Com efeito, se Constituição rígida é aquela que impõe mecanismos e procedimentos mais solenes e dificultados para sua reforma, a exemplo de iniciativa restrita, quóruns qualificados de aprovação, dois turnos de votação, impossibilidade de reapreciação de matéria rejeitada na mesma sessão legislativa, além de um núcleo material intangível ao poder de reforma (as “cláusulas pétreas”), a Constituição de 1988 possui tudo isso e mesmo assim atinge esse patamar impressionante de mudanças em seu conteúdo normativo.
E se é verdade que boa parte dessas emendas é explicada pela necessidade de alterar conteúdos constantes da Constituição que bem poderiam estar regrados em nível infraconstitucional, por outro lado é também verdadeira a importância, dado o princípio constitucional da vedação do retrocesso social, que conquistas materiais em se tratando de direitos fundamentais e imposição de políticas públicas de atendimento aos interesses sociais e econômicos sejam formalizadas em nível hierárquico constitucional.
Nessa toada, a explicação para o fenômeno se daria no campo da política: os mecanismos da rigidez e da mínima estabilidade constitucional estariam presentes, cabendo à população em sua diversidade formar (pelo voto) composições congressuais que não conduzissem a situações como a de maiorias parlamentares tão amplas e estáveis, capazes de impor alterações constitucionais sem precisar se dispor a quaisquer negociações políticas mais sérias e programáticas. Ainda assim, no campo da política, teríamos de enfrentar os problemas decorrentes do modelo de “presidencialismo de coalizão” e o fisiologismo explícito da atuação parlamentar, de que é maior evidência o denominado “centrão”.

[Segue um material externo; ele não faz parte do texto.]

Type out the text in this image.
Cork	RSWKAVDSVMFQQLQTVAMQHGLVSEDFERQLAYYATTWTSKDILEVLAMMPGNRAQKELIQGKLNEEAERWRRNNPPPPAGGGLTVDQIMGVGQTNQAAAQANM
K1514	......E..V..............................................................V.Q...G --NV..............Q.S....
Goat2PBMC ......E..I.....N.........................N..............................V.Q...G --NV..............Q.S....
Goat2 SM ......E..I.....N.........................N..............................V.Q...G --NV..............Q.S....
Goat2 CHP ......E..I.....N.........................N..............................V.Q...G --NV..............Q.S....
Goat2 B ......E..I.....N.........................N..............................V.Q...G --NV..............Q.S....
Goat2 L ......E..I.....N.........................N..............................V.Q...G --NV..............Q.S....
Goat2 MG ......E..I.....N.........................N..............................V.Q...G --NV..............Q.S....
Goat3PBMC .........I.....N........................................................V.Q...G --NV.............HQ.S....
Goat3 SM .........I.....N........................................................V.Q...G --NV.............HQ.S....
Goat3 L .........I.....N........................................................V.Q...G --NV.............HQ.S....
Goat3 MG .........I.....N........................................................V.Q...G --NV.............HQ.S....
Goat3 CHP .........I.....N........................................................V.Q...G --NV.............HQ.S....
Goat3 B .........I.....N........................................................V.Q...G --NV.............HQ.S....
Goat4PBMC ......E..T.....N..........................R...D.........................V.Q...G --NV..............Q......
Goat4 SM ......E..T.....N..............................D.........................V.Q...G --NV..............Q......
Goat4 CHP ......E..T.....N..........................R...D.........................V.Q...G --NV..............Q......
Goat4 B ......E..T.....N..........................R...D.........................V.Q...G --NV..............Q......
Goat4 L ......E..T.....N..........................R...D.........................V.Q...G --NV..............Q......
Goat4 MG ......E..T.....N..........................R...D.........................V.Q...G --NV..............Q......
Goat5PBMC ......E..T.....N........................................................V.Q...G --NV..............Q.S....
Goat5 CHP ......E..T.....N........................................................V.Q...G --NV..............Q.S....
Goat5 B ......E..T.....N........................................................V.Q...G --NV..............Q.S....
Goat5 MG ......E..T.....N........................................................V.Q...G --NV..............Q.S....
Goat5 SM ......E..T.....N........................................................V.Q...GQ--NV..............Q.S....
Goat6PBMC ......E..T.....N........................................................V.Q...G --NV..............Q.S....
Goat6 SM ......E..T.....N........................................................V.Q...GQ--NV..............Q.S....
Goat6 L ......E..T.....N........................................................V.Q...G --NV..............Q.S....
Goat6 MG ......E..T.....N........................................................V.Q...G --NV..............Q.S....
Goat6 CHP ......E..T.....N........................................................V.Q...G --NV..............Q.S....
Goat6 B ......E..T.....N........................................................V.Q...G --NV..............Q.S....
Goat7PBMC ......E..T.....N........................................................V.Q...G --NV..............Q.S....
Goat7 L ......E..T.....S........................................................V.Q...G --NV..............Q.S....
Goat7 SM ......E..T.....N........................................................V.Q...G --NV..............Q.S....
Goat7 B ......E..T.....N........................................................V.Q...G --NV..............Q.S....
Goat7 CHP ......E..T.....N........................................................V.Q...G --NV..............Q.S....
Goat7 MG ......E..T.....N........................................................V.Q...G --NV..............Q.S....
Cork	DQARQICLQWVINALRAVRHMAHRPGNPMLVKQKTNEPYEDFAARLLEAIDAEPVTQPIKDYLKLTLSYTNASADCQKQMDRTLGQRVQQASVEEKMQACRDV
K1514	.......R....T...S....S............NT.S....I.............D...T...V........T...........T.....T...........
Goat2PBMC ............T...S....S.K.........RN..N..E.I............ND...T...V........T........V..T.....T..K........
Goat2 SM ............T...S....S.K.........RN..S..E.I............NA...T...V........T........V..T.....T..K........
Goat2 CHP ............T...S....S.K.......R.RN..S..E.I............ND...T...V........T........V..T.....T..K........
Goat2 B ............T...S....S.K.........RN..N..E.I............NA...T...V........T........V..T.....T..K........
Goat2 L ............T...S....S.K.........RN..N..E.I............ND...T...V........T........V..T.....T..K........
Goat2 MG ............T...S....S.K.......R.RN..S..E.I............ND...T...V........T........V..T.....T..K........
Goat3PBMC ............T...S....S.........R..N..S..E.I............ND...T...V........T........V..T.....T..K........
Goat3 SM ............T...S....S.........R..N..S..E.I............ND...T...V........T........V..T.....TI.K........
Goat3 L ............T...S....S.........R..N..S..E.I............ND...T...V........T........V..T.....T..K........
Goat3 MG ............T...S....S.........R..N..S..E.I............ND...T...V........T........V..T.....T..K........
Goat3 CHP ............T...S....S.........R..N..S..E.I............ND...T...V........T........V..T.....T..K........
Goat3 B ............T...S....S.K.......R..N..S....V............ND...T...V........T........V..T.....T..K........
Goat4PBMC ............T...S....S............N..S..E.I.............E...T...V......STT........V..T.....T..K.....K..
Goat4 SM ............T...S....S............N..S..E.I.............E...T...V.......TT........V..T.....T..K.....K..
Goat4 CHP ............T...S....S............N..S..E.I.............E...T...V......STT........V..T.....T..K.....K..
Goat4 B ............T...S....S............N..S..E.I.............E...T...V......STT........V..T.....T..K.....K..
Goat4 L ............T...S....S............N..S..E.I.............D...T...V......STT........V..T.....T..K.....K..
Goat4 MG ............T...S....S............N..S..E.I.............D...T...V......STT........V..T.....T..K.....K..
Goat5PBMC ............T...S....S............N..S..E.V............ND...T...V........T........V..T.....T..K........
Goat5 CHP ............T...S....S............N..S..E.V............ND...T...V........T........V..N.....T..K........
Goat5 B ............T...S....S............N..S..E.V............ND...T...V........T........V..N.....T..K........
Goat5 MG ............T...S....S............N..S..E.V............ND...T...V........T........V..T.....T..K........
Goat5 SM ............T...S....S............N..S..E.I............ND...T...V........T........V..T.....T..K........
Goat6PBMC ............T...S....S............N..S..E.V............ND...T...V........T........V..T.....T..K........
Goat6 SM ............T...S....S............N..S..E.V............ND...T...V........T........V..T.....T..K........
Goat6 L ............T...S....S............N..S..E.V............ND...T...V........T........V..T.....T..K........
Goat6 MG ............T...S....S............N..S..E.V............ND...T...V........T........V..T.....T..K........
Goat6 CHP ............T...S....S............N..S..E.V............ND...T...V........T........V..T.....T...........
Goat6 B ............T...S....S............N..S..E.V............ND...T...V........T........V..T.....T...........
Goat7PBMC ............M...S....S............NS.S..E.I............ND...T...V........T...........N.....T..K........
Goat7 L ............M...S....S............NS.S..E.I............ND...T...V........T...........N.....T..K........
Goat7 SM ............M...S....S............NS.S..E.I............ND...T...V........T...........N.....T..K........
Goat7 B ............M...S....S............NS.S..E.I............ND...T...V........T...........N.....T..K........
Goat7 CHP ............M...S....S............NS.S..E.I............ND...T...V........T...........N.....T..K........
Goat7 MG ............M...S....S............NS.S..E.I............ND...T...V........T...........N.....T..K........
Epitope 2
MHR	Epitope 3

De todo modo, ainda que formalmente os mecanismos e procedimentos da rigidez constitucional estejam presentes na Constituição, há uma lacuna política que urge preencher. É inadmissível que a Constituição dita Cidadã se permita reformas estruturais de alta envergadura em seu conteúdo e materialidade sem que sejam submetidas a aprovação popular direta.

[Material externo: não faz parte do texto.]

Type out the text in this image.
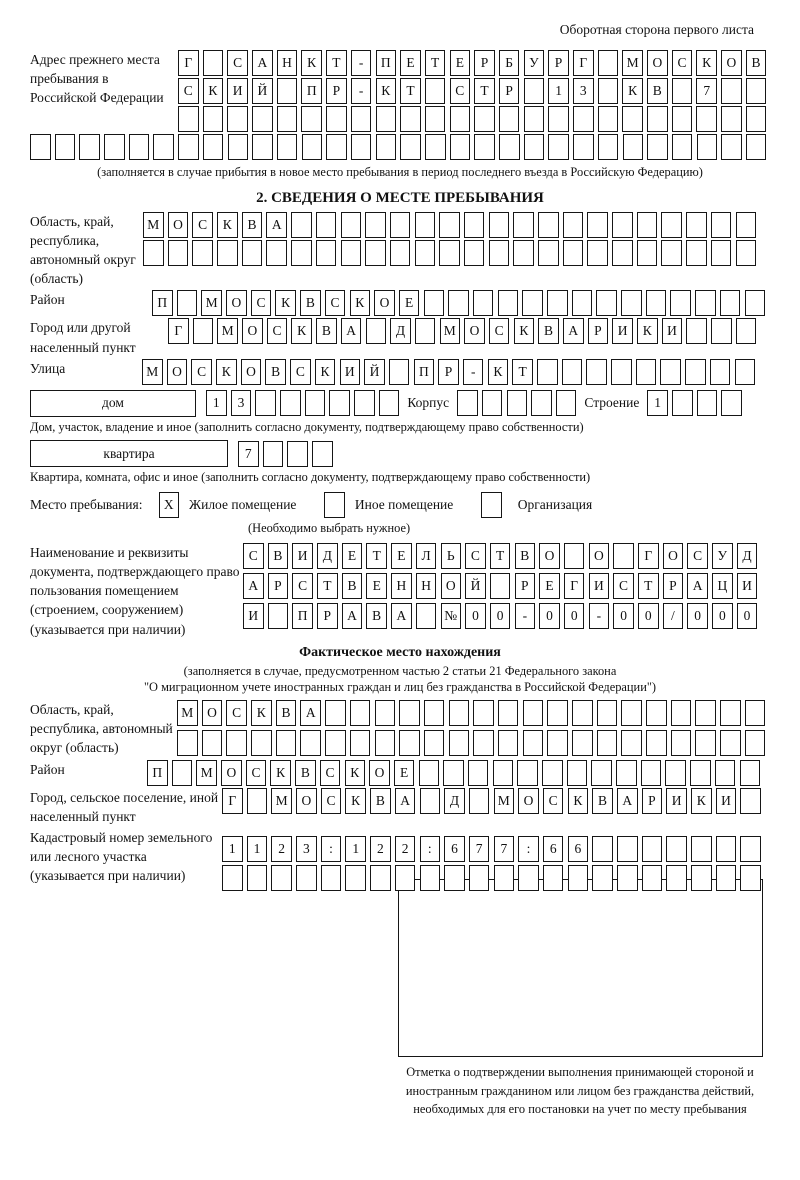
Оборотная сторона первого листа
Адрес прежнего места пребывания в Российской Федерации
Г	С	А	Н	К	Т	-	П	Е	Т	Е	Р	Б	У	Р	Г	М	О	С	К	О	В
С	К	И	Й	П	Р	-	К	Т	С	Т	Р	1	3	К	В	7
(заполняется в случае прибытия в новое место пребывания в период последнего въезда в Российскую Федерацию)
2. СВЕДЕНИЯ О МЕСТЕ ПРЕБЫВАНИЯ
Область, край, республика, автономный округ (область)
М	О	С	К	В	А
Район	П	М	О	С	К	В	С	К	О	Е
Город или другой населенный пункт
Г	М	О	С	К	В	А	Д	М	О	С	К	В	А	Р	И	К	И
Улица	М	О	С	К	О	В	С	К	И	Й	П	Р	-	К	Т
дом	1	3	Корпус	Строение	1
Дом, участок, владение и иное (заполнить согласно документу, подтверждающему право собственности)
квартира	7
Квартира, комната, офис и иное (заполнить согласно документу, подтверждающему право собственности)
Место пребывания:	X	Жилое помещение	Иное помещение	Организация
(Необходимо выбрать нужное)
Наименование и реквизиты документа, подтверждающего право пользования помещением (строением, сооружением) (указывается при наличии)
С	В	И	Д	Е	Т	Е	Л	Ь	С	Т	В	О	О	Г	О	С	У	Д
А	Р	С	Т	В	Е	Н	Н	О	Й	Р	Е	Г	И	С	Т	Р	А	Ц	И
И	П	Р	А	В	А	№	0	0	-	0	0	-	0	0	/	0	0	0
Фактическое место нахождения
(заполняется в случае, предусмотренном частью 2 статьи 21 Федерального закона
"О миграционном учете иностранных граждан и лиц без гражданства в Российской Федерации")
Область, край, республика, автономный округ (область)
М	О	С	К	В	А
Район	П	М	О	С	К	В	С	К	О	Е
Город, сельское поселение, иной населенный пункт
Г	М	О	С	К	В	А	Д	М	О	С	К	В	А	Р	И	К	И
Кадастровый номер земельного или лесного участка (указывается при наличии)
1	1	2	3	:	1	2	2	:	6	7	7	:	6	6
Отметка о подтверждении выполнения принимающей стороной и иностранным гражданином или лицом без гражданства действий, необходимых для его постановки на учет по месту пребывания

Já em 2005, a Ordem dos Advogados do Brasil, com apoio de diversas outras entidades sociais representativas e condução intelectual de Fábio Konder Comparato, apresentou ao Congresso Nacional uma proposta de reforma política com o objetivo de potencializar os mecanismos de democracia participativa preconizados na Constituição, com os seguintes itens prioritários: criar a iniciativa popular de plebiscitos e referendos, permitir ao povo decidir por plebiscito sobre a realização das políticas econômicas e sociais previstas na Constituição, bem como sobre a concessão de serviços públicos e a alienação do controle de empresas estatais, tornar dependente de decisão popular a alienação de bens pertencentes ao patrimônio nacional, estender o referendo a emendas constitucionais e a acordos ou tratados internacionais, tornar obrigatório o referendo de quaisquer leis em matéria eleitoral, estabelecer preferência na tramitação de projetos de lei de iniciativa popular e impedir a alteração ou a revogação de leis de iniciativa popular sem a concordância do povo.

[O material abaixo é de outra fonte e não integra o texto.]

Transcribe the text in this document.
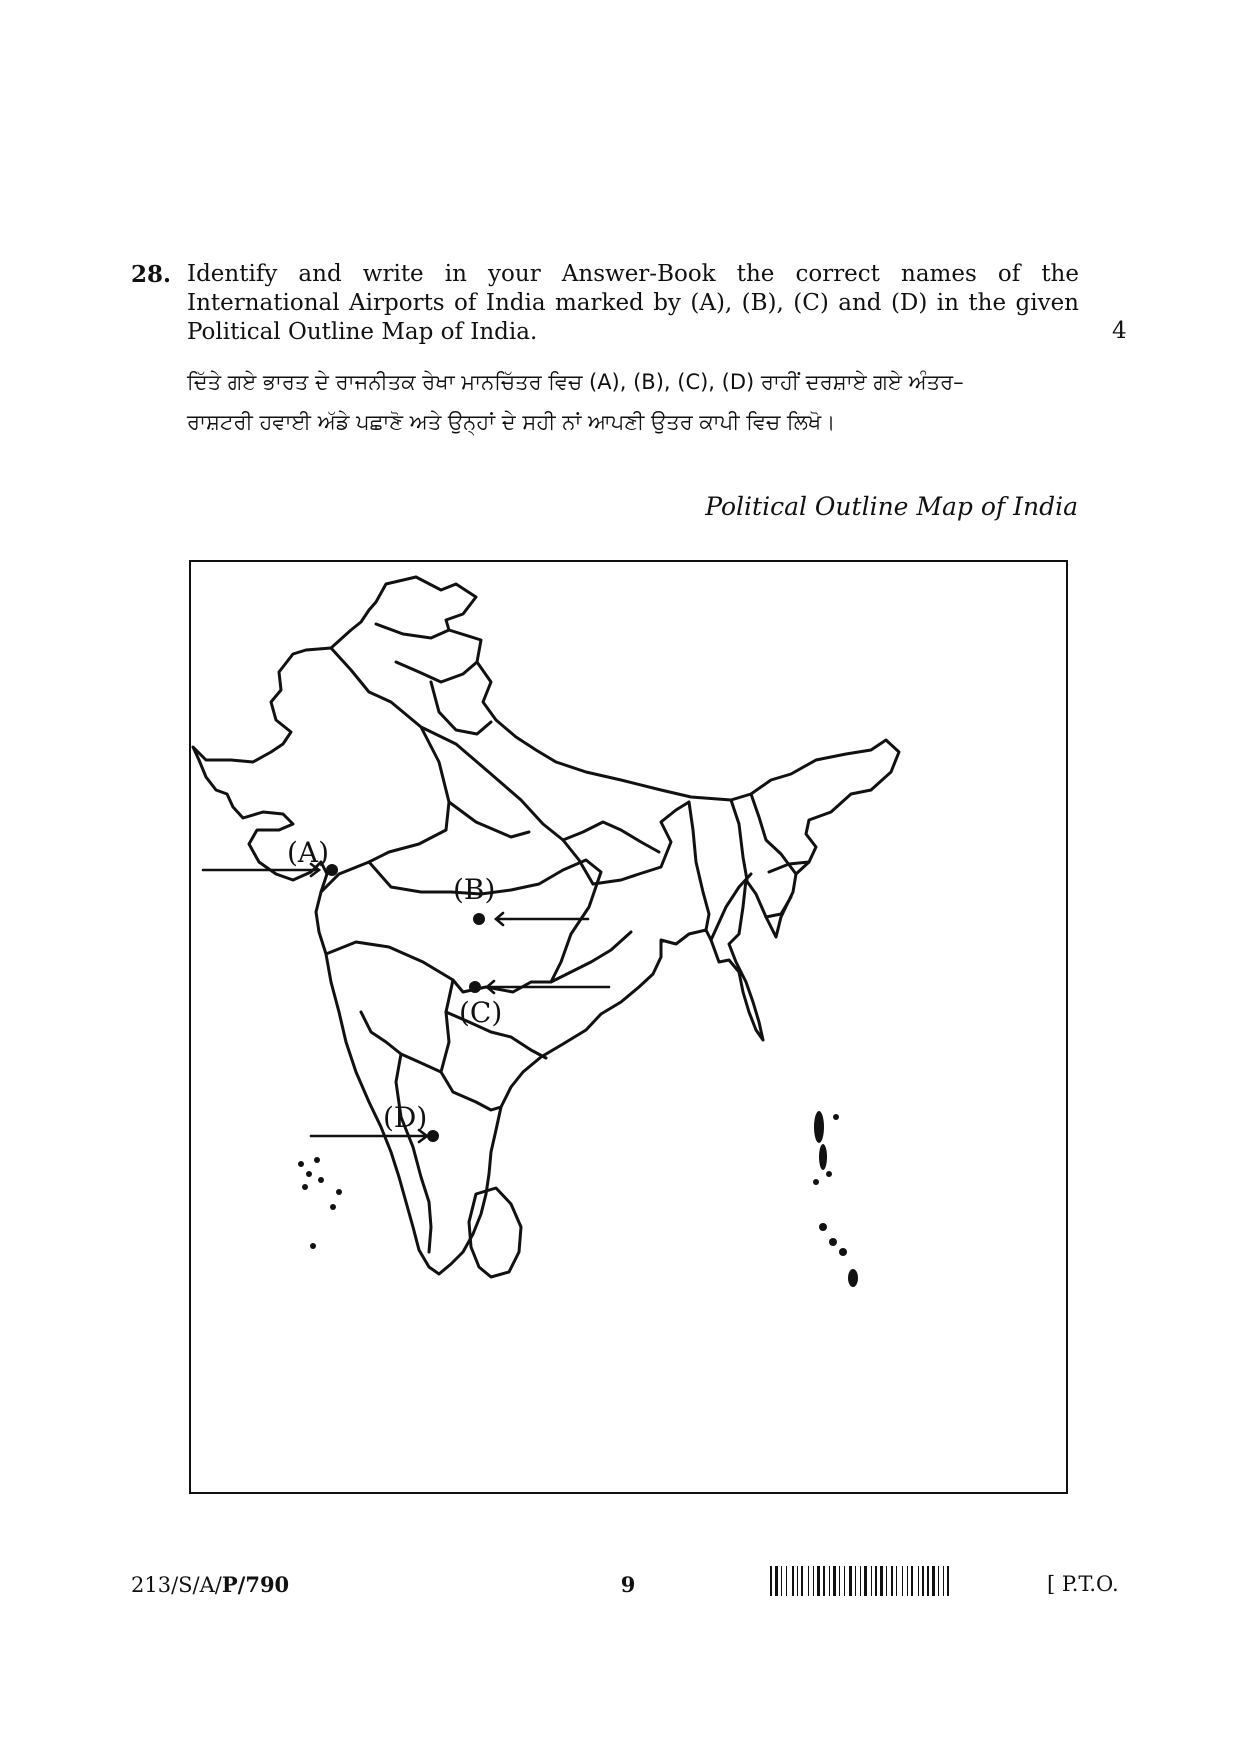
28. Identify and write in your Answer-Book the correct names of the International Airports of India marked by (A), (B), (C) and (D) in the given Political Outline Map of India.	4
ਦਿੱਤੇ ਗਏ ਭਾਰਤ ਦੇ ਰਾਜਨੀਤਕ ਰੇਖਾ ਮਾਨਚਿੱਤਰ ਵਿਚ (A), (B), (C), (D) ਰਾਹੀਂ ਦਰਸ਼ਾਏ ਗਏ ਅੰਤਰ–
ਰਾਸ਼ਟਰੀ ਹਵਾਈ ਅੱਡੇ ਪਛਾਣੋ ਅਤੇ ਉਨ੍ਹਾਂ ਦੇ ਸਹੀ ਨਾਂ ਆਪਣੀ ਉਤਰ ਕਾਪੀ ਵਿਚ ਲਿਖੋ।
Political Outline Map of India
(A)
(B)
(C)
(D)
213/S/A/P/790	9	[ P.T.O.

Cada vez mais o tempo deu razão a essa proposta. Diversas dessas emendas constitucionais foram aprovadas ao largo de maior discussão popular, e muitas delas trataram de enormes transformações no nosso pacto social com impacto direto e imediato em todo o tecido social e mesmo no regramento instrumental indispensável para viabilizar o efetivo atendimento dos objetivos constitucionais da República fixados no art. 3º (construir uma sociedade livre, justa e solidária, garantir o desenvolvimento nacional, erradicar a pobreza e a marginalização e reduzir as desigualdades sociais e regionais, promover o bem de todos, sem preconceitos de origem, raça, sexo, cor, idade e quaisquer outras formas de discriminação).
Já passou da hora de rever esse ponto, que precisa com a máxima urgência ser relançado ao debate público e assumido como compromisso de atuação política e de governo, a ser sufragado em eleições.